Only a handful of Syrians have so far been placed in detention centres, regularly criticised for poor sanitary conditions.

Asmaa al-Natour and her husband Omar are among the few.

They live in the Sjælsmark camp, a former army barracks surrounded by barbed wire and run by the prisons system since late October.

“This centre should disappear, it’s not good for humans, or even for animals. There are even rats,” says al-Natour.

READ ALSO:

 The couple, who have two sons aged 21 and 25, arrived in Denmark in 2014.

“My husband and I opened a shop selling Arabic products, it was going well. Then I decided to resume my studies, but now everything has just stopped,” says al-Natour, who “just wants to get (her) life back.” 

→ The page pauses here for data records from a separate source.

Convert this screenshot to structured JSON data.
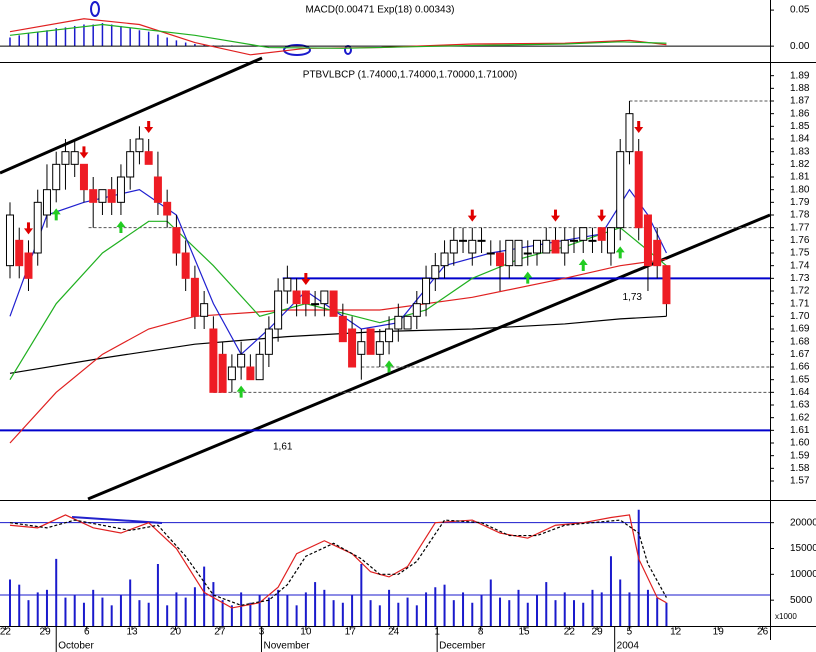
{
  "chart_data": {
    "type": "candlestick",
    "title": "PTBVLBCP (1.74000,1.74000,1.70000,1.71000)",
    "macd_title": "MACD(0.00471 Exp(18) 0.00343)",
    "up_color": "#ffffff",
    "down_color": "#ee1c24",
    "xlim": [
      -1.08,
      82.2
    ],
    "xticks": [
      {
        "value": -0.5,
        "label": "22"
      },
      {
        "value": 3.8,
        "label": "29"
      },
      {
        "value": 8.3,
        "label": "6"
      },
      {
        "value": 13.2,
        "label": "13"
      },
      {
        "value": 17.9,
        "label": "20"
      },
      {
        "value": 22.7,
        "label": "27"
      },
      {
        "value": 27.2,
        "label": "3"
      },
      {
        "value": 32,
        "label": "10"
      },
      {
        "value": 36.8,
        "label": "17"
      },
      {
        "value": 41.5,
        "label": "24"
      },
      {
        "value": 46.2,
        "label": "1"
      },
      {
        "value": 50.9,
        "label": "8"
      },
      {
        "value": 55.6,
        "label": "15"
      },
      {
        "value": 60.5,
        "label": "22"
      },
      {
        "value": 63.5,
        "label": "29"
      },
      {
        "value": 67,
        "label": "5"
      },
      {
        "value": 72,
        "label": "12"
      },
      {
        "value": 76.6,
        "label": "19"
      },
      {
        "value": 81.4,
        "label": "26"
      }
    ],
    "months": [
      {
        "value": 5,
        "label": "October"
      },
      {
        "value": 27.2,
        "label": "November"
      },
      {
        "value": 46.2,
        "label": "December"
      },
      {
        "value": 65.4,
        "label": "2004"
      }
    ],
    "ylim": [
      1.555,
      1.9
    ],
    "yticks": [
      1.57,
      1.58,
      1.59,
      {
        "value": 1.6,
        "label": "1.60"
      },
      1.61,
      1.62,
      1.63,
      1.64,
      1.65,
      1.66,
      1.67,
      1.68,
      1.69,
      {
        "value": 1.7,
        "label": "1.70"
      },
      1.71,
      1.72,
      1.73,
      1.74,
      1.75,
      1.76,
      1.77,
      1.78,
      1.79,
      {
        "value": 1.8,
        "label": "1.80"
      },
      1.81,
      1.82,
      1.83,
      1.84,
      1.85,
      1.86,
      1.87,
      1.88,
      1.89
    ],
    "open": [
      1.74,
      1.76,
      1.75,
      1.75,
      1.78,
      1.8,
      1.82,
      1.82,
      1.82,
      1.8,
      1.79,
      1.8,
      1.79,
      1.81,
      1.83,
      1.83,
      1.81,
      1.79,
      1.77,
      1.75,
      1.73,
      1.7,
      1.69,
      1.67,
      1.65,
      1.66,
      1.66,
      1.65,
      1.67,
      1.69,
      1.72,
      1.72,
      1.72,
      1.71,
      1.71,
      1.72,
      1.7,
      1.69,
      1.67,
      1.69,
      1.67,
      1.68,
      1.69,
      1.69,
      1.7,
      1.71,
      1.73,
      1.74,
      1.75,
      1.76,
      1.75,
      1.76,
      1.75,
      1.75,
      1.74,
      1.74,
      1.75,
      1.75,
      1.75,
      1.76,
      1.75,
      1.76,
      1.76,
      1.76,
      1.77,
      1.75,
      1.77,
      1.83,
      1.83,
      1.78,
      1.76,
      1.74
    ],
    "high": [
      1.79,
      1.77,
      1.76,
      1.8,
      1.82,
      1.83,
      1.84,
      1.84,
      1.82,
      1.81,
      1.8,
      1.81,
      1.82,
      1.84,
      1.85,
      1.84,
      1.83,
      1.8,
      1.78,
      1.76,
      1.74,
      1.72,
      1.7,
      1.68,
      1.67,
      1.68,
      1.67,
      1.68,
      1.7,
      1.73,
      1.74,
      1.73,
      1.72,
      1.72,
      1.72,
      1.72,
      1.71,
      1.7,
      1.69,
      1.69,
      1.69,
      1.7,
      1.71,
      1.7,
      1.72,
      1.74,
      1.75,
      1.76,
      1.77,
      1.77,
      1.77,
      1.77,
      1.76,
      1.76,
      1.76,
      1.76,
      1.76,
      1.76,
      1.77,
      1.77,
      1.77,
      1.77,
      1.77,
      1.77,
      1.77,
      1.77,
      1.84,
      1.87,
      1.84,
      1.78,
      1.77,
      1.74
    ],
    "low": [
      1.73,
      1.73,
      1.72,
      1.74,
      1.77,
      1.79,
      1.8,
      1.81,
      1.79,
      1.77,
      1.78,
      1.78,
      1.78,
      1.8,
      1.82,
      1.82,
      1.78,
      1.77,
      1.74,
      1.72,
      1.69,
      1.69,
      1.64,
      1.64,
      1.64,
      1.65,
      1.65,
      1.65,
      1.66,
      1.68,
      1.71,
      1.7,
      1.7,
      1.7,
      1.7,
      1.7,
      1.68,
      1.66,
      1.65,
      1.67,
      1.66,
      1.67,
      1.68,
      1.69,
      1.69,
      1.7,
      1.72,
      1.73,
      1.74,
      1.75,
      1.74,
      1.75,
      1.74,
      1.72,
      1.73,
      1.74,
      1.74,
      1.74,
      1.75,
      1.75,
      1.74,
      1.75,
      1.75,
      1.75,
      1.75,
      1.74,
      1.76,
      1.82,
      1.76,
      1.72,
      1.73,
      1.7
    ],
    "close": [
      1.78,
      1.74,
      1.73,
      1.79,
      1.8,
      1.82,
      1.83,
      1.83,
      1.8,
      1.79,
      1.8,
      1.79,
      1.81,
      1.83,
      1.84,
      1.82,
      1.79,
      1.78,
      1.75,
      1.73,
      1.7,
      1.71,
      1.64,
      1.64,
      1.66,
      1.67,
      1.65,
      1.67,
      1.69,
      1.72,
      1.73,
      1.71,
      1.71,
      1.71,
      1.72,
      1.7,
      1.68,
      1.66,
      1.68,
      1.67,
      1.68,
      1.69,
      1.7,
      1.7,
      1.71,
      1.73,
      1.74,
      1.75,
      1.76,
      1.76,
      1.76,
      1.76,
      1.75,
      1.74,
      1.76,
      1.76,
      1.75,
      1.76,
      1.76,
      1.75,
      1.76,
      1.76,
      1.77,
      1.76,
      1.76,
      1.77,
      1.83,
      1.86,
      1.77,
      1.74,
      1.74,
      1.71
    ],
    "sell_signals": [
      2,
      8,
      15,
      32,
      50,
      59,
      64,
      68
    ],
    "buy_signals": [
      5,
      12,
      25,
      41,
      56,
      62,
      66
    ],
    "moving_averages": [
      {
        "color": "#000000",
        "x": [
          0,
          10,
          20,
          30,
          40,
          50,
          60,
          66,
          71
        ],
        "values": [
          1.655,
          1.667,
          1.678,
          1.684,
          1.688,
          1.69,
          1.694,
          1.698,
          1.7
        ]
      },
      {
        "color": "#e02020",
        "x": [
          0,
          5,
          10,
          15,
          20,
          30,
          40,
          50,
          60,
          66,
          71
        ],
        "values": [
          1.6,
          1.64,
          1.67,
          1.69,
          1.7,
          1.705,
          1.705,
          1.715,
          1.73,
          1.74,
          1.745
        ]
      },
      {
        "color": "#20b020",
        "x": [
          0,
          5,
          10,
          15,
          17,
          22,
          27,
          32,
          40,
          45,
          50,
          55,
          60,
          66,
          71
        ],
        "values": [
          1.65,
          1.71,
          1.75,
          1.775,
          1.775,
          1.74,
          1.7,
          1.71,
          1.695,
          1.705,
          1.73,
          1.745,
          1.755,
          1.77,
          1.74
        ]
      },
      {
        "color": "#2020d0",
        "x": [
          0,
          4,
          8,
          14,
          18,
          22,
          25,
          28,
          32,
          38,
          42,
          47,
          52,
          60,
          64,
          67,
          69,
          71
        ],
        "values": [
          1.7,
          1.78,
          1.79,
          1.8,
          1.78,
          1.71,
          1.67,
          1.69,
          1.72,
          1.69,
          1.695,
          1.74,
          1.75,
          1.76,
          1.765,
          1.8,
          1.78,
          1.75
        ]
      }
    ],
    "hlines": [
      {
        "value": 1.73,
        "start": 29.5,
        "color": "#0000cc",
        "dashed": false
      },
      {
        "value": 1.61,
        "start": -1.08,
        "color": "#0000cc",
        "dashed": false
      },
      {
        "value": 1.87,
        "start": 67,
        "color": "#555555",
        "dashed": true
      },
      {
        "value": 1.77,
        "start": 8.5,
        "color": "#555555",
        "dashed": true
      },
      {
        "value": 1.66,
        "start": 38,
        "color": "#555555",
        "dashed": true
      },
      {
        "value": 1.64,
        "start": 22,
        "color": "#555555",
        "dashed": true
      }
    ],
    "annotations": [
      {
        "label": "1,61",
        "x": 29.5,
        "value": 1.605
      },
      {
        "label": "1,73",
        "x": 67.3,
        "value": 1.723
      }
    ],
    "macd": {
      "ylim": [
        -0.022,
        0.064
      ],
      "yticks": [
        0.05,
        {
          "value": 0,
          "label": "0.00"
        }
      ],
      "histogram": [
        0.012,
        0.015,
        0.018,
        0.02,
        0.022,
        0.025,
        0.026,
        0.028,
        0.03,
        0.03,
        0.032,
        0.03,
        0.028,
        0.025,
        0.022,
        0.02,
        0.016,
        0.012,
        0.008,
        0.005,
        0.003,
        0.002,
        0.001,
        0.001,
        0.001
      ],
      "lines": [
        {
          "color": "#e02020",
          "x": [
            0,
            8,
            14,
            20,
            26,
            32,
            40,
            50,
            60,
            67,
            71
          ],
          "values": [
            0.02,
            0.038,
            0.03,
            0.005,
            -0.012,
            -0.003,
            -0.002,
            0.003,
            0.004,
            0.008,
            0.002
          ]
        },
        {
          "color": "#20b020",
          "x": [
            0,
            10,
            20,
            28,
            36,
            50,
            60,
            66,
            71
          ],
          "values": [
            0.015,
            0.03,
            0.015,
            -0.002,
            -0.003,
            0.001,
            0.003,
            0.006,
            0.004
          ]
        }
      ]
    },
    "lower": {
      "ylim": [
        0,
        24000
      ],
      "yticks": [
        5000,
        10000,
        15000,
        20000
      ],
      "unit_label": "x1000",
      "volume_color": "#1a1acc",
      "volume": [
        9000,
        8000,
        5000,
        6500,
        7000,
        13000,
        5500,
        6000,
        4500,
        7000,
        5500,
        4000,
        6000,
        9000,
        5000,
        4500,
        12000,
        4000,
        6500,
        5500,
        7500,
        11500,
        8500,
        5000,
        4000,
        6500,
        4500,
        6000,
        5500,
        7000,
        6000,
        4000,
        6500,
        8500,
        7000,
        5000,
        4500,
        6000,
        12000,
        5000,
        4000,
        7000,
        4500,
        5500,
        4000,
        6500,
        7500,
        8000,
        5000,
        6500,
        4500,
        6000,
        9000,
        5500,
        5000,
        7000,
        4500,
        6000,
        8500,
        5000,
        6500,
        5000,
        4500,
        7000,
        6500,
        13500,
        9000,
        6500,
        22500,
        7000,
        5500,
        4500
      ],
      "levels": [
        20000,
        6000
      ],
      "stoch": [
        {
          "color": "#e02020",
          "dashed": false,
          "x": [
            0,
            3,
            6,
            9,
            12,
            15,
            18,
            21,
            24,
            27,
            29,
            31,
            34,
            37,
            39,
            41,
            43,
            46,
            50,
            53,
            56,
            59,
            62,
            65,
            67,
            68,
            70,
            71
          ],
          "values": [
            19500,
            19000,
            21500,
            19000,
            18000,
            20000,
            15000,
            6500,
            3500,
            4500,
            7500,
            14000,
            16500,
            14000,
            10500,
            9500,
            11500,
            20000,
            20500,
            18000,
            17000,
            19500,
            20000,
            21000,
            21500,
            13000,
            5500,
            4500
          ]
        },
        {
          "color": "#000000",
          "dashed": true,
          "x": [
            0,
            4,
            7,
            10,
            13,
            16,
            19,
            22,
            25,
            28,
            30,
            32,
            35,
            38,
            40,
            42,
            44,
            47,
            51,
            54,
            57,
            60,
            63,
            66,
            68,
            69,
            71
          ],
          "values": [
            20000,
            19000,
            20500,
            19500,
            18500,
            19500,
            13500,
            6000,
            4000,
            5000,
            8000,
            13500,
            16000,
            13000,
            10000,
            10000,
            12500,
            20500,
            20000,
            17500,
            17500,
            19500,
            20000,
            20500,
            18000,
            12000,
            5500
          ]
        }
      ]
    }
  }
}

“Going back to Syria means going to prison, or even death, since we’re opposed to Bashar al-Assad. He’s a criminal.”

Niels-Erik Hansen, who also represents this couple, says his clients are being “held hostage by the Danish authorities.”

The government is trying “to spread the message that ‘in Denmark, we almost deport to Syria’,” he says.

Amnesty International recently criticised Syrian security forces’ use of violence against dozens of refugees who returned home.

Danish authorities meanwhile insist it’s safe for Syrians to go back.

“If you aren’t personally persecuted … there haven’t been acts of war in Damascus for several years now. And that is why it is possible for some to go back,” the government’s spokesman for migration, Rasmus Stoklund, tells AFP.

Some 35,500 Syrians currently live in Denmark, more than half of whom arrived in 2015, according to official statistics.